The self-described introvert, Kuchler demonstrates his sentimental and emotional side when talking about a favorite painting, a recent watercolor. "It’s just a picture of a swing in front of a tree. It’s in my backyard and that swing has been there for 50 years," he said, choking up as he recalled his children and grandchildren playing there. "It’s like a family heirloom. The first year we moved into the house, the first thing we wanted to build was a swing."
Even on days when he’s busy with chores, Kuchler tries to paint at least a few strokes. "I like food. I like my family. I like to have a drink now and then, and I like to paint, but it’s not all in that order," he said.

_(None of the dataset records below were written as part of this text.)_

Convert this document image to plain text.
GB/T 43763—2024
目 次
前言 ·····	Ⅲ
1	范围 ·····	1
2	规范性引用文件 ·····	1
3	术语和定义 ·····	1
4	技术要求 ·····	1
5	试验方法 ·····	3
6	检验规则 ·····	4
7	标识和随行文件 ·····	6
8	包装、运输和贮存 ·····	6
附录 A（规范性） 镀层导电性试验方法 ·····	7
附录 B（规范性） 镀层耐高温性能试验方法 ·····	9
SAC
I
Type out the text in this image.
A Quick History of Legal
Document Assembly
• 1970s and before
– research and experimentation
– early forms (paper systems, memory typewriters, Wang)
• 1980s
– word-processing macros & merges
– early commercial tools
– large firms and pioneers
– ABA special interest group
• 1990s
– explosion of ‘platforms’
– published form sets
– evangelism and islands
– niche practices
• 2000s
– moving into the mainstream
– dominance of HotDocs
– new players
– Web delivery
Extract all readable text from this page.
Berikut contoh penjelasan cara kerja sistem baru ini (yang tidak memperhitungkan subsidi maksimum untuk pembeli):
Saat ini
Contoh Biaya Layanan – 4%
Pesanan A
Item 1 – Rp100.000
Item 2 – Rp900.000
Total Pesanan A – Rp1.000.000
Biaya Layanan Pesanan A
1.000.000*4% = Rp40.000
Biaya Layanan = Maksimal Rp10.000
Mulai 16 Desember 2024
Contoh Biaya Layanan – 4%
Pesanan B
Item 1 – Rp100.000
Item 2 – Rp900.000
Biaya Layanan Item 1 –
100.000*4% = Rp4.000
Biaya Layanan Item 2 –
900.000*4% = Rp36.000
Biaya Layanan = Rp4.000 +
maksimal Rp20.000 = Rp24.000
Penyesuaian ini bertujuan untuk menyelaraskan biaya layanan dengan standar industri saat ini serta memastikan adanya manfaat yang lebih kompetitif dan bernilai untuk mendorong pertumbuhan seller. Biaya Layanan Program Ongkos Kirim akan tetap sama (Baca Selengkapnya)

He creates in the cramped, overstuffed garage turned barn. Nearly every surface is covered with something: paintings of lighthouses, barn doors, front porches and landscapes. There are also newspaper front pages from important events he has collected since the 1950s, Superman comics, baseball mitts and memorabilia, Benny Goodman and 1960s folk music album covers and concert posters from Pete Seeger and Harry Chapin, a milkshake blender and other paraphernalia from Woolworth’s soda fountains (because his mother was a server at one) and shelves of art books.
The most unusual feature of the studio is a barber chair resting prominently in a corner by the front door. "I always wanted a barber’s chair," Kuchler explained. "They were having an auction in Babylon and I told my kids about it, and a week later they were bringing in the barber’s chair. The kids chipped in and got it for me. I sit in it and listen to music to get inspired."
In the rafters there’s an old suitcase his wife gave him for Christmas (and to which he affixes travel stickers), an old wooden sled and other Americana. "It’s hard to explain to our friends that this is the kind of thing that makes me happy," he said.
At least he doesn’t have to explain his attraction to painting to his wife and children — they are also creative. His wife, whom he met while they were studying at Caton Rose Institute of Art in Queens, paints and creates stained-glass pieces and other craft work. Of their children, Scott is a musician, Adam is a wood craftsman who builds furniture, Lucas draws, Noelle is a writer and does theater, and Amber is a singer and dancer who has also done theater.
Kuchler and his wife enjoy being busy in their artistic pursuits. "I love him, and I love that he’s happy with what he’s doing," Dorothy said.
Even when he’s not painting, Kuchler said, "I’m thinking about painting all the time. I spend more time thinking about what I’m going to paint than actually doing the painting. And when I finish a painting, I can’t wait to see what I will paint next."